The Analyst’s Weigh In

Some analysts were positively euphoric. RBC Capital Markets Analysts Mark Mahaney and Zachary Schwartzman seemed particularly enthusiastic.

“We believe this may prove to be one of the most important initiatives in the history of the company to unlock new engagement and revenue streams,” they wrote in a note to investors.

Their argument is that Facebook’s placement and near-global ubiquity uniquely positions it to inject itself and its currency into global payments, commerce, applications and gaming at a scale, which will make it hard to compete.

Other analysts — such as Wedbush Securities Analyst Michael Pachter — weren’t quite convinced that Facebook is making a massive play for financial inclusion, so much as it is leveraging a giant opportunity to get more data. Others, though, see it as a way to create a closed ecosystem, a la WeChat, that it can monetize more easily.

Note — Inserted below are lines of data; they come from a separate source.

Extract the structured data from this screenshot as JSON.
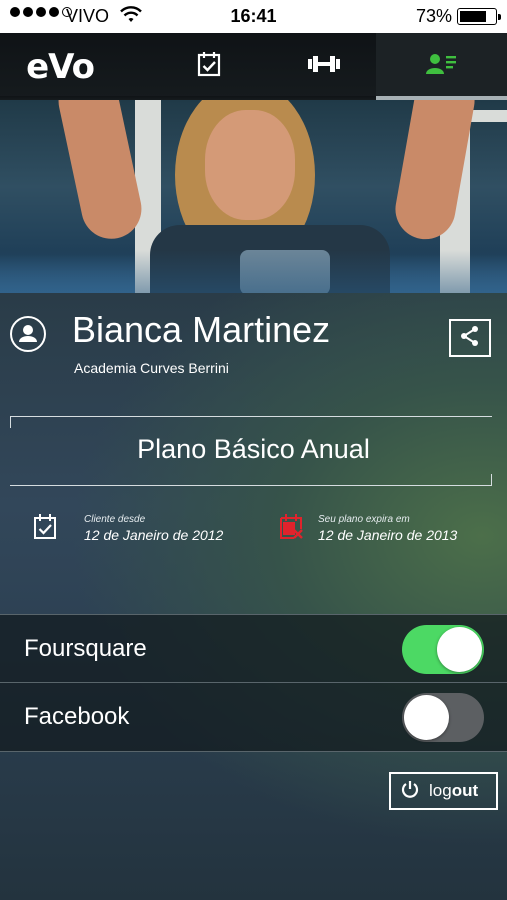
{
  "status_bar": {
    "carrier": "VIVO",
    "time": "16:41",
    "battery": "73%",
    "battery_level": 0.73,
    "signal_bars": 4,
    "signal_max": 5
  },
  "nav": {
    "logo": "eVo",
    "tabs": [
      {
        "icon": "calendar-check-icon",
        "active": false
      },
      {
        "icon": "dumbbell-icon",
        "active": false
      },
      {
        "icon": "profile-list-icon",
        "active": true
      }
    ],
    "active_color": "#3fbf3f"
  },
  "profile": {
    "name": "Bianca Martinez",
    "gym": "Academia Curves Berrini"
  },
  "plan": {
    "name": "Plano Básico Anual",
    "client_since_label": "Cliente desde",
    "client_since_value": "12 de Janeiro de 2012",
    "expires_label": "Seu plano expira em",
    "expires_value": "12 de Janeiro de 2013",
    "expires_icon_color": "#e0232c"
  },
  "social": [
    {
      "label": "Foursquare",
      "enabled": true
    },
    {
      "label": "Facebook",
      "enabled": false
    }
  ],
  "logout": {
    "prefix": "log",
    "suffix": "out"
  }
}
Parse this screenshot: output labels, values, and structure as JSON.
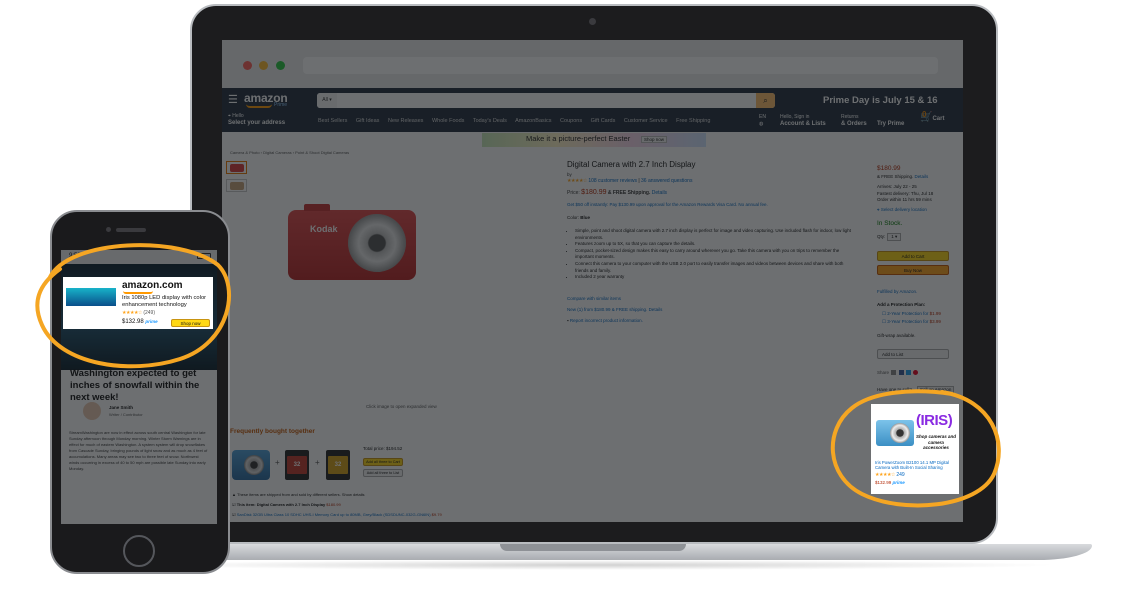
{
  "browser": {
    "header": {
      "logo": "amazon",
      "logo_sub": "Prime",
      "search_category": "All",
      "promo": "Prime Day is July 15 & 16",
      "deliver_small": "Hello",
      "deliver_main": "Select your address",
      "nav_links": [
        "Best Sellers",
        "Gift Ideas",
        "New Releases",
        "Whole Foods",
        "Today's Deals",
        "AmazonBasics",
        "Coupons",
        "Gift Cards",
        "Customer Service",
        "Free Shipping"
      ],
      "lang": "EN",
      "account_small": "Hello, Sign in",
      "account_main": "Account & Lists",
      "orders_small": "Returns",
      "orders_main": "& Orders",
      "prime_main": "Try Prime",
      "cart_label": "Cart",
      "cart_count": "0"
    },
    "banner": {
      "text": "Make it a picture-perfect Easter",
      "shop": "Shop now"
    },
    "breadcrumb": "Camera & Photo › Digital Cameras › Point & Shoot Digital Cameras",
    "product": {
      "title": "Digital Camera with 2.7 Inch Display",
      "by": "by",
      "stars": "★★★★☆",
      "ratings": "108 customer reviews",
      "answered": "36 answered questions",
      "price_label": "Price:",
      "price": "$180.99",
      "free_shipping": "& FREE Shipping.",
      "details": "Details",
      "promo": "Get $50 off instantly: Pay $130.99 upon approval for the Amazon Rewards Visa Card. No annual fee.",
      "color_label": "Color:",
      "color": "Blue",
      "bullets": [
        "Simple, point and shoot digital camera with 2.7 inch display is perfect for image and video capturing. Use included flash for indoor, low light environments.",
        "Features zoom up to 5X, so that you can capture the details.",
        "Compact, pocket-sized design makes this easy to carry around wherever you go. Take this camera with you on trips to remember the important moments.",
        "Connect this camera to your computer with the USB 2.0 port to easily transfer images and videos between devices and share with both friends and family.",
        "Included 2 year warranty"
      ],
      "compare": "Compare with similar items",
      "new_from": "New (1) from $180.99 & FREE shipping.",
      "new_details": "Details",
      "report": "Report incorrect product information.",
      "camera_brand": "Kodak",
      "click_hint": "Click image to open expanded view"
    },
    "buybox": {
      "price": "$180.99",
      "ship": "& FREE Shipping.",
      "ship_details": "Details",
      "arrives": "Arrives: July 22 - 25",
      "fastest": "Fastest delivery: Thu, Jul 18",
      "order_within": "Order within 11 hrs 59 mins",
      "select_location": "Select delivery location",
      "in_stock": "In Stock.",
      "qty_label": "Qty:",
      "qty": "1",
      "add_to_cart": "Add to Cart",
      "buy_now": "Buy Now",
      "fulfilled": "Fulfilled by Amazon.",
      "protection_title": "Add a Protection Plan:",
      "protection": [
        {
          "label": "2-Year Protection for",
          "price": "$1.99"
        },
        {
          "label": "3-Year Protection for",
          "price": "$3.99"
        }
      ],
      "gift_wrap": "Gift-wrap available.",
      "add_to_list": "Add to List",
      "share": "Share",
      "sell_text": "Have one to sell?",
      "sell_button": "Sell on Amazon"
    },
    "fbt": {
      "title": "Frequently bought together",
      "sd1": "32",
      "sd2": "32",
      "total": "Total price: $194.52",
      "add_all": "Add all three to Cart",
      "add_list": "Add all three to List",
      "note": "These items are shipped from and sold by different sellers. Show details",
      "item1": "This item: Digital Camera with 2.7 Inch Display",
      "item1_price": "$180.99",
      "item2": "SanDisk 32GB Ultra Class 10 SDHC UHS-I Memory Card up to 80MB, Grey/Black (SDSDUNC-032G-GN6IN)",
      "item2_price": "$9.79"
    },
    "sponsored_ad": {
      "logo": "IRIS",
      "tagline": "Shop cameras and camera accessories",
      "title": "Iris PowerZoom B2100 14.1 MP Digital Camera with Built-In Social Sharing",
      "stars": "★★★★☆",
      "count": "249",
      "price": "$132.99",
      "prime": "prime"
    }
  },
  "phone": {
    "time": "9:50",
    "ad": {
      "logo": "amazon.com",
      "title": "Iris 1080p LED display with color enhancement technology",
      "stars": "★★★★☆",
      "count": "(249)",
      "price": "$132.98",
      "prime": "prime",
      "cta": "Shop now"
    },
    "article": {
      "headline": "Washington expected to get inches of snowfall within the next week!",
      "author_name": "Jane Smith",
      "author_role": "Writer / Contributor",
      "body": "StreamWashington are now in effect across south central Washington for late Sunday afternoon through Monday morning. Winter Storm Warnings are in effect for much of eastern Washington. A system system will drop snowflakes from Cascade Sunday, bringing pounds of light snow and as much as 4 feet of accumulations. Many areas may see two to three feet of snow. Northwest winds occurring in excess of 40 to 50 mph are possible late Sunday into early Monday."
    }
  },
  "colors": {
    "highlight": "#f5a623",
    "amazon_dark": "#232f3e",
    "amazon_orange": "#ff9900"
  }
}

“The move brings Facebook in line with the global digital payments industry. Tencent’s WeChat, the giant social network in China, already has a digital wallet,” said NPR‘s Aarti Shahani. “In India, there’s Paytm. In Kenya, there’s M-Pesa. A lot of the so-called emerging markets implemented this technology early on because their citizens don’t have bank accounts, but they do have mobile phones. Most Facebook users are overseas. The largest user base is India.”

The regulators had a different view.

Regulators Weigh In

Let’s just say it might have helped advance the Big Tech breakup narrative.

“This instrument for transactions will allow Facebook to collect millions and millions of data, which strengthens my conviction that there is a need to regulate the digital giants,” said French Minister of Finance Bruno Le Maire in an interview on Europe 1 radio.

Le Maire also noted that he has asked central bank heads in G7 countries to write a report on Libra by mid-July. Markus Ferber, a senior German lawmaker in the European parliament, said Libra should put “regulators on high alert.”

Stateside lawmakers share similar concerns. Virginia Senator Mark Warner expressed worry, given Facebook’s rocky relationship with consumer trust in the U.S., CNBC reported.

“The idea that we are going to turn over our financial data and information to that company, I think they have a big uphill effort to try to convince Americans that they ought to trust in Facebook’s proprietary interest in keeping your data secret,” he said.

Meanwhile, in the House of Representative, Maxine Waters, chair of the House Financial Services Committee, called upon Facebook to halt development of the product until Congress and regulators can review the issue, and called on company executives to testify before Congress.

“Facebook has data on billions of people, and has repeatedly shown a disregard for the protection and careful use of this data,” she said in a statement. “With the announcement that it plans to create a cryptocurrency, Facebook is continuing its unchecked expansion, and extending its reach into the lives of its users.”

The Silence Is Deafening

What hasn’t been heard are any comments from the 28 members of the association, all of which now have a seat at the table, and seem to have their work cut out for them in shaping the future. That will start with being clear on what Libra really exists to do, and how it will be monetized.

It certainly does not appear to be about giving bank accounts to the 1.7 billion unbanked, according to the World Bank, since two-thirds of them don’t have any money to put into one. Nor does it seem to be about giving people better and cheaper options to send money cross-border, since they do that already in fiat currencies (and often in cold, hard cash) — fast, cheap and using regulated rails.

It could be to ignite a closed ecosystem that it can monetize using the Libra currency, but it needs a lot of liquidity in that ecosystem to ignite. In addition, it could be to monetize consumer data — not in the way people are talking about it today, but by paying consumers for their data, in Libra, into their Libra accounts. Privacy concerns disappear and consumers get a built-in and funded Libra account to spend inside of Facebook.

Then again, it’s only Day Two. So far, no money has exchanged hands. For as much as the world learned yesterday (June 18), there is still much that remains to be disclosed.

We’ll keep readers posted as the information comes forward.